Favorite Spice blend for proteins

  • One of the things that I have enjoyed during my IP journey was learning how to enjoy and look forward to proteins cooked and eaten without any sauce but using spices instead. So, as I've been thinking about this, I thought about sharing your favorite spice brands or combinations that worked. Sort of like a recipe but focused on the spices.

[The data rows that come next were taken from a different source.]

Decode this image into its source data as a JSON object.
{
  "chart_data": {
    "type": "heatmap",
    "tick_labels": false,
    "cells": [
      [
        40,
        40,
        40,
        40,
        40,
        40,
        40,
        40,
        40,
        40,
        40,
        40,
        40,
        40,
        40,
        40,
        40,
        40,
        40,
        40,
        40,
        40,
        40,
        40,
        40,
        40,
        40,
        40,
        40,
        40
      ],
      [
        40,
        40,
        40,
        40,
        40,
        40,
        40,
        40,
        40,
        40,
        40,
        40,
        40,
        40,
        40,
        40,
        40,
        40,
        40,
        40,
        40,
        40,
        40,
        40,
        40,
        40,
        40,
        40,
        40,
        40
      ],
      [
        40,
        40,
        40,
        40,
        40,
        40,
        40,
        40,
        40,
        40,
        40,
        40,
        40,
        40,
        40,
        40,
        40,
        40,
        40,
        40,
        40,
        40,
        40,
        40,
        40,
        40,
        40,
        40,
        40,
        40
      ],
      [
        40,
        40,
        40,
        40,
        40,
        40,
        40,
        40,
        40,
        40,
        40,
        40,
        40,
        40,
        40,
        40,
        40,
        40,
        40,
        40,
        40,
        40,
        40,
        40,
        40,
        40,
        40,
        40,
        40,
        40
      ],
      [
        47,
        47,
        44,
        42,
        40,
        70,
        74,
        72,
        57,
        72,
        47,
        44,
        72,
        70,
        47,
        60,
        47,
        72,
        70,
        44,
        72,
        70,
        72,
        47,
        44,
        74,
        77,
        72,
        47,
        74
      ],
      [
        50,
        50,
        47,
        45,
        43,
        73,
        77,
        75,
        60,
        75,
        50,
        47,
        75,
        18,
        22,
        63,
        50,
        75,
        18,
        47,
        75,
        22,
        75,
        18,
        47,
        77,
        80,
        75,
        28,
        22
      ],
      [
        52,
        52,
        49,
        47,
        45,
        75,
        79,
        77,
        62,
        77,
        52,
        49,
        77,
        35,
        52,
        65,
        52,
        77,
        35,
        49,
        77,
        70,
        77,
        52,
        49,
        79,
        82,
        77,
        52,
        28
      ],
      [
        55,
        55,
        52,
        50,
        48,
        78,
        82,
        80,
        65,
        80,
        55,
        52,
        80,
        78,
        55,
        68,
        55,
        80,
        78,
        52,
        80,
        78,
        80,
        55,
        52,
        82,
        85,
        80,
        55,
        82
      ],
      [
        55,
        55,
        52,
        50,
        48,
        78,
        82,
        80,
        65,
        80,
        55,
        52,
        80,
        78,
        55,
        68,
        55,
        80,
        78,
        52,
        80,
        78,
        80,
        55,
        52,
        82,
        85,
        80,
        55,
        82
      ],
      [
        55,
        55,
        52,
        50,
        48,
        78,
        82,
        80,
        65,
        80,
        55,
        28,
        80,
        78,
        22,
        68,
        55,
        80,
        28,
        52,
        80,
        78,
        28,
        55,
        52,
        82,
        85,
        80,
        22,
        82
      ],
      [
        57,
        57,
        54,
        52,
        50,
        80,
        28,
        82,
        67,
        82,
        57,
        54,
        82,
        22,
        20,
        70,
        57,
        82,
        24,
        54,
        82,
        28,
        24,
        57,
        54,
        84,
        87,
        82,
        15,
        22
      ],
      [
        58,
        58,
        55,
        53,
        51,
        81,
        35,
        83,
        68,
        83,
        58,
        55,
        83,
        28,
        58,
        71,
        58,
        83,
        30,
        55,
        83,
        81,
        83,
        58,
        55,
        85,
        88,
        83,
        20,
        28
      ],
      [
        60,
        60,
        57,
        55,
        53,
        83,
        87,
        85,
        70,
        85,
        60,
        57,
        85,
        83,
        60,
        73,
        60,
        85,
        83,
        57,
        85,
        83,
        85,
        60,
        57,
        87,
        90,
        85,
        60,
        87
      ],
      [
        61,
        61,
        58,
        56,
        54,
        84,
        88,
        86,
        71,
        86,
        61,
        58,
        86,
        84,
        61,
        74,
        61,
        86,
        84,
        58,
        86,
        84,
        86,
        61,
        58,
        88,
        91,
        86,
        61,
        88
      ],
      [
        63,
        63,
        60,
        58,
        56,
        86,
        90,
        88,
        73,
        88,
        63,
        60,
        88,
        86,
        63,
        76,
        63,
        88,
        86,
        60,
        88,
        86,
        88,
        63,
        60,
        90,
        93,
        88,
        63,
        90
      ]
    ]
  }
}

    Chicken + McCormick Montreal Chicken spice + Urban Accents Argentina steak rub

    Beef + McCormick Montreal Steak + Urban Accents Argentina steak rub

    Dizzy Pig Lemon Pepper Rub works well with chicken, pork, beef

    Usually these are stir fried or grilled but we've also baked the meats.
  • Fresh Ginger & garlic (cloves & powder) works on everything other almost universal favorites are Adobo, rosemary (dry for now - can't wait for spring & fresh rosemary from the garden!) and cumin has been used in a couple recent dishes - mmm oh - cilantro!
  • Garlic pepper and ground red chili with ground beef.

    Montreal chicken with chicken.

    Paprika with boneless pork chops.

    Lemon pepper with fish.

    Garam masala and madras powder with cauliflower.

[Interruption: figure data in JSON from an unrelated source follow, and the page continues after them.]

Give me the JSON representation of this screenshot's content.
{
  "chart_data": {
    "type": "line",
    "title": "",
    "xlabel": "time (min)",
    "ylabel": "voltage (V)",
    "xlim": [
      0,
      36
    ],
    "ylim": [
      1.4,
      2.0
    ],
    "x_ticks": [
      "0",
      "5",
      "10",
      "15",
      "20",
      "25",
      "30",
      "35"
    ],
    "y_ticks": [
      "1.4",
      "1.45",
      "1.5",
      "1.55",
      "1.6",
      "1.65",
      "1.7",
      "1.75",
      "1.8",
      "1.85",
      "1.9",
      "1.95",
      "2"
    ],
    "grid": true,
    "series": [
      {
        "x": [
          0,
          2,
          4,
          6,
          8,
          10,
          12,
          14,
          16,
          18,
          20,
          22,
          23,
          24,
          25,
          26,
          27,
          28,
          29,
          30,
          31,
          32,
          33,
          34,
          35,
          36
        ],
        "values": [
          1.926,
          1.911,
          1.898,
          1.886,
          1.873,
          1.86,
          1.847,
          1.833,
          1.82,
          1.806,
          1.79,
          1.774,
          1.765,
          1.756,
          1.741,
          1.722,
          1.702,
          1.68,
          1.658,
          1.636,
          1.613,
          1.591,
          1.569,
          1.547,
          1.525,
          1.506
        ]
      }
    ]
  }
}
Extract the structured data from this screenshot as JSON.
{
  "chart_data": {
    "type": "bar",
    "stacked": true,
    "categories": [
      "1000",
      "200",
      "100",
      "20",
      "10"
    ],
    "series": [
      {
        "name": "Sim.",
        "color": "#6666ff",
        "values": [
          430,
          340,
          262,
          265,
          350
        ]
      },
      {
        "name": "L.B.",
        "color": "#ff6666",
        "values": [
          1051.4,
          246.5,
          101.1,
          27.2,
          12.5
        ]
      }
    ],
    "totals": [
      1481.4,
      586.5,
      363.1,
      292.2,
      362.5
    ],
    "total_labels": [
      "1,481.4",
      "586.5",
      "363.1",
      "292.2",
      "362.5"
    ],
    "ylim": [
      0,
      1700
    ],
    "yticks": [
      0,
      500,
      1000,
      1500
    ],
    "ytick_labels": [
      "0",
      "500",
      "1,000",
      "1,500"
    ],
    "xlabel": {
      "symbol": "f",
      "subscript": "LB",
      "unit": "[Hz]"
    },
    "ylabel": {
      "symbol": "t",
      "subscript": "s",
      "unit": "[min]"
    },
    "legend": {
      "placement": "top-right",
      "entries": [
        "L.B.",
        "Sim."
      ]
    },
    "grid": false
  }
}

    I've also used chili powder, garlic powder and ginger in the slow cooker with chicken (just toss in some mixed bell pepper slices, onion as it's nearly ready, mushrooms) and you get a great pseudo-chinese dish. Must remember to make zoodles for it one of these days!
  • Quote: Fresh Ginger & garlic (cloves & powder) works on everything other almost universal favorites are Adobo, rosemary (dry for now - can't wait for spring & fresh rosemary from the garden!) and cumin has been used in a couple recent dishes - mmm oh - cilantro!
    This probably is a dumb question but do you grate the ginger just over top off the protein?